# Probability of spin-flip due to scattering

devd

## Homework Statement

A beam of spin-1/2 particles scatters off of a target consisting of spin-1/2 heavy nuclei. The interaction between the particle and nucleus is given by $$V(\vec{ r})= V_0~\delta (\vec{r})~ \vec{S}_1. \vec{S}_2$$

1) Averaging over initial spin states, find the differential scattering cross section.
2) Assuming the incident particles are polarized along ##+\hat{z}## and target nuclei are polarized along ##-\hat{z}##, find the probability that the spins of the incoming will have flipped.

## The Attempt at a Solution

I can do the first part, by constructing the triplet and singlet states and using the expression for scattering cross section in Born approximation and using the fact that the probabilities of triplet and singlet are 3/4 and 1/4.

I can begin by writing ##\vec{S}_1 . \vec{S}_2=S_{1z}S_{2z}+\frac{1}{2} S_{1+}S_{2-}+S_{1-}S_{2+}##. So, the potential couples the initial ##|\uparrow_{1}>|\downarrow_{2}>## state and the final ## |\downarrow_{1}>|\uparrow_{2}>## state.

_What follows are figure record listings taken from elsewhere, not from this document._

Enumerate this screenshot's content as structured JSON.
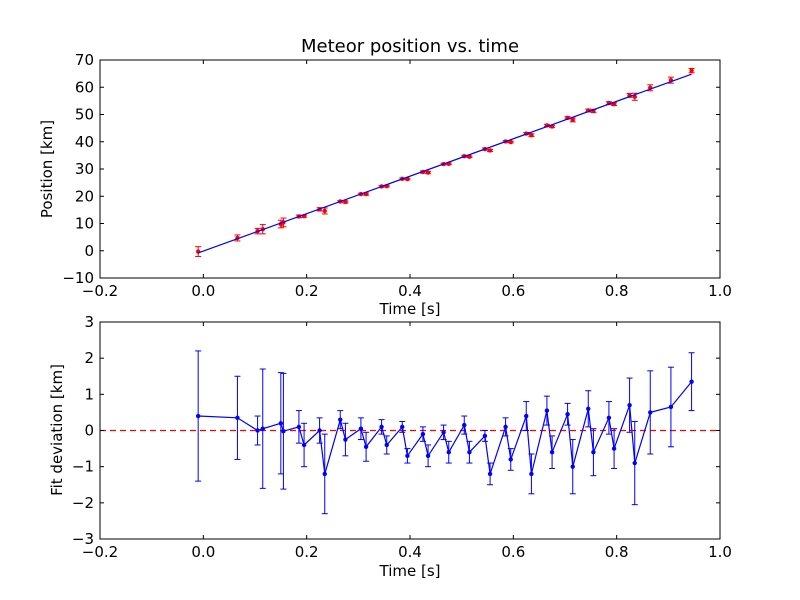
{
  "chart_data": [
    {
      "type": "scatter",
      "title": "Meteor position vs. time",
      "xlabel": "Time [s]",
      "ylabel": "Position [km]",
      "xlim": [
        -0.2,
        1.0
      ],
      "ylim": [
        -10,
        70
      ],
      "xticks": [
        "−0.2",
        "0.0",
        "0.2",
        "0.4",
        "0.6",
        "0.8",
        "1.0"
      ],
      "yticks": [
        "−10",
        "0",
        "10",
        "20",
        "30",
        "40",
        "50",
        "60",
        "70"
      ],
      "grid": false,
      "series": [
        {
          "kind": "errorbar-points",
          "color": "#ff0000",
          "x": [
            -0.01,
            0.066,
            0.105,
            0.115,
            0.15,
            0.155,
            0.185,
            0.195,
            0.225,
            0.235,
            0.265,
            0.275,
            0.305,
            0.315,
            0.345,
            0.355,
            0.385,
            0.395,
            0.425,
            0.435,
            0.465,
            0.475,
            0.505,
            0.515,
            0.545,
            0.555,
            0.585,
            0.595,
            0.625,
            0.635,
            0.665,
            0.675,
            0.705,
            0.715,
            0.745,
            0.755,
            0.785,
            0.795,
            0.825,
            0.835,
            0.865,
            0.905,
            0.945
          ],
          "y": [
            -0.3,
            4.7,
            7.2,
            7.9,
            9.8,
            10.4,
            12.6,
            12.7,
            15.2,
            14.6,
            18.1,
            17.9,
            20.8,
            20.8,
            23.6,
            23.7,
            26.4,
            26.3,
            28.9,
            28.7,
            31.8,
            31.9,
            34.7,
            34.5,
            37.3,
            36.8,
            40.1,
            39.9,
            43.0,
            42.4,
            46.0,
            45.6,
            48.8,
            48.0,
            51.5,
            51.3,
            54.2,
            53.8,
            57.0,
            56.5,
            59.8,
            62.6,
            66.1
          ],
          "err": [
            1.8,
            1.1,
            1.0,
            1.7,
            1.4,
            1.6,
            0.5,
            0.4,
            0.6,
            1.1,
            0.3,
            0.4,
            0.3,
            0.4,
            0.3,
            0.3,
            0.3,
            0.3,
            0.4,
            0.4,
            0.3,
            0.3,
            0.3,
            0.3,
            0.4,
            0.4,
            0.3,
            0.3,
            0.4,
            0.5,
            0.4,
            0.4,
            0.4,
            0.7,
            0.5,
            0.6,
            0.5,
            0.5,
            0.7,
            1.3,
            1.1,
            1.1,
            0.8
          ]
        },
        {
          "kind": "fit-line",
          "color": "#0000ff",
          "x": [
            -0.01,
            0.945
          ],
          "y": [
            -0.8,
            64.8
          ]
        }
      ]
    },
    {
      "type": "line",
      "xlabel": "Time [s]",
      "ylabel": "Fit deviation [km]",
      "xlim": [
        -0.2,
        1.0
      ],
      "ylim": [
        -3,
        3
      ],
      "xticks": [
        "−0.2",
        "0.0",
        "0.2",
        "0.4",
        "0.6",
        "0.8",
        "1.0"
      ],
      "yticks": [
        "−3",
        "−2",
        "−1",
        "0",
        "1",
        "2",
        "3"
      ],
      "grid": false,
      "reference_line": {
        "y": 0,
        "color": "#ff0000",
        "style": "dashed"
      },
      "series": [
        {
          "kind": "errorbar-line",
          "color": "#0000ff",
          "x": [
            -0.01,
            0.066,
            0.105,
            0.115,
            0.15,
            0.155,
            0.185,
            0.195,
            0.225,
            0.235,
            0.265,
            0.275,
            0.305,
            0.315,
            0.345,
            0.355,
            0.385,
            0.395,
            0.425,
            0.435,
            0.465,
            0.475,
            0.505,
            0.515,
            0.545,
            0.555,
            0.585,
            0.595,
            0.625,
            0.635,
            0.665,
            0.675,
            0.705,
            0.715,
            0.745,
            0.755,
            0.785,
            0.795,
            0.825,
            0.835,
            0.865,
            0.905,
            0.945
          ],
          "y": [
            0.4,
            0.35,
            0.0,
            0.05,
            0.2,
            -0.02,
            0.1,
            -0.4,
            0.0,
            -1.2,
            0.3,
            -0.25,
            0.05,
            -0.45,
            0.1,
            -0.4,
            0.1,
            -0.7,
            -0.1,
            -0.7,
            -0.05,
            -0.6,
            0.15,
            -0.6,
            -0.15,
            -1.2,
            0.1,
            -0.8,
            0.4,
            -1.2,
            0.55,
            -0.6,
            0.45,
            -1.0,
            0.6,
            -0.6,
            0.35,
            -0.5,
            0.7,
            -0.9,
            0.5,
            0.65,
            1.35
          ],
          "err": [
            1.8,
            1.15,
            0.4,
            1.65,
            1.4,
            1.6,
            0.45,
            0.6,
            0.35,
            1.1,
            0.25,
            0.45,
            0.3,
            0.4,
            0.2,
            0.25,
            0.15,
            0.2,
            0.2,
            0.3,
            0.2,
            0.3,
            0.25,
            0.3,
            0.15,
            0.3,
            0.25,
            0.3,
            0.4,
            0.55,
            0.4,
            0.45,
            0.3,
            0.75,
            0.5,
            0.65,
            0.45,
            0.55,
            0.75,
            1.15,
            1.15,
            1.1,
            0.8
          ]
        }
      ]
    }
  ]
}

For the probability I thought of using Fermi's Golden rule for the rate of transition and from there the probability. But, the whole setup of the scattering problem is essentially time independent, so this makes a bit hesitant. How do I go about it?

Mentor
I read the problem as asking to compare the probability of detecting the scattered particle as flipped with that of detecting it in its initial spin state.

I can begin by writing ##\vec{S}_1 . \vec{S}_2=S_{1z}S_{2z}+\frac{1}{2} S_{1+}S_{2-}+S_{1-}S_{2+}##.
There is a little mistake here.